Ayrıca, iyi kaliteli kuru bir makarnanın rengi altın gibi bir renkte
olmalı ve kırıldığı zaman kuru, net bir ses çıkarması gerekmektedir.
Işık karşısında makarnaya bakıldığında rengin homojen olması (siyah ve
beyaz noktaların, hava kabarcıklarının, çatlakların bulunmaması),
pişirilme esnasında dayanıklı ve esnek olması gerekmekte (eğer glüten
iyi bir kalitede ise nişastanın etrafında bir zar oluşturmakta); böylece
nişastanın makarnanın dışına çıkmasını engelleyip yapışkanlığı
önlemekte, makarna suyu iyice emerek kendi ağırlığı ve hacminin iki
katına ulaşmaktadır. Bunlara ek olarak irmik parçacık büyüklüğü de
makarna kalitesini etkileyen en önemli faktörlerden birisi. En iyi
kalitede makarna üretimi için un içermeyen, irmik bakımından homojen
olan, orta boyutta kaliteli irmikler tercih ediliyor.
Makarna Nereden Geliyor?
Makarna çeşitlerine yerleşmiş isimlere (spagetti, lazanya, tagliatelle)

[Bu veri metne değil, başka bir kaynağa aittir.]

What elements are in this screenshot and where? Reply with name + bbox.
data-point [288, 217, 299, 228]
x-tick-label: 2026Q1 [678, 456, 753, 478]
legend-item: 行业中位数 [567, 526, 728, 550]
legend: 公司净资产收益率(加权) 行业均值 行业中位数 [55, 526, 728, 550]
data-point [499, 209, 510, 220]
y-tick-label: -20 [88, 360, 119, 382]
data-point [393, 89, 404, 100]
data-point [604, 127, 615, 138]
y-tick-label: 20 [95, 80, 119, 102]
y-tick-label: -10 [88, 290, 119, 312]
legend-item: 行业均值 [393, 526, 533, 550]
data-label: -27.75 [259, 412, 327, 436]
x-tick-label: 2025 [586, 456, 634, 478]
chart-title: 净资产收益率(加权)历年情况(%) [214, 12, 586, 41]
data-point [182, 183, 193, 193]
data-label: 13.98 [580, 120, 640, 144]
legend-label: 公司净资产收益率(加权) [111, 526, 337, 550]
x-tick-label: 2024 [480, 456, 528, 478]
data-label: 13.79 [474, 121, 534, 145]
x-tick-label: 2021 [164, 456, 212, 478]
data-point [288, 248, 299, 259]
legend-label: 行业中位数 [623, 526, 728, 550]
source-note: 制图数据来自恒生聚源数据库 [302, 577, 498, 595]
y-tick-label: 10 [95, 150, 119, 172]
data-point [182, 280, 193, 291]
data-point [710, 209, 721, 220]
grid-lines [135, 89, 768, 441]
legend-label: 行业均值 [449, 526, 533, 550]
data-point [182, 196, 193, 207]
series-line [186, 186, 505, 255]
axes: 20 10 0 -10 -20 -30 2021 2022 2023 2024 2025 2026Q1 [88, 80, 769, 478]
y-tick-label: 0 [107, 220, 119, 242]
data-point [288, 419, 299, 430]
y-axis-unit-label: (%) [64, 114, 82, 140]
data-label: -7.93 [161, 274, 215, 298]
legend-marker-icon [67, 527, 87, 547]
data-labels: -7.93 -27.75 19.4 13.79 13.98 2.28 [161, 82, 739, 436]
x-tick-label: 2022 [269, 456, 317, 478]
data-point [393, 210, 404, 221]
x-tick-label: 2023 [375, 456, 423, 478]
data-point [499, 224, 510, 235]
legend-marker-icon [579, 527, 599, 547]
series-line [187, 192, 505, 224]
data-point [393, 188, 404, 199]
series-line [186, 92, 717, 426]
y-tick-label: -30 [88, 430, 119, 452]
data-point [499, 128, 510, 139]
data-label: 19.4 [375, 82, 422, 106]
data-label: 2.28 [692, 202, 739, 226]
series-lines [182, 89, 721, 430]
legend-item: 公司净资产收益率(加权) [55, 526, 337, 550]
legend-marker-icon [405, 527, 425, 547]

bakınca makarnanın anavatanının İtalya olduğunu düşünmek olası. Halbuki
öyle değil. makarnanın ataları Asya’dan geliyorlar. Bilinen en eski
makarna târifi 4000 küsur yaşında ve Çin kaynaklı. Bâzı kaynaklara göre
Marco Polo 1290 yilinda makarnayı Çin’den Avrupa’ya, daha doğrusu
Venedik’e taşıyan isim, spagetti ismi de „ince ipçikler“ mânâsına
geliyor. makarnanın 1250 yıllarında Cenova’da Alman fırıncılar
tarafından satıldığına dair rivâyetler de var. İtalyanlar “maccaroni”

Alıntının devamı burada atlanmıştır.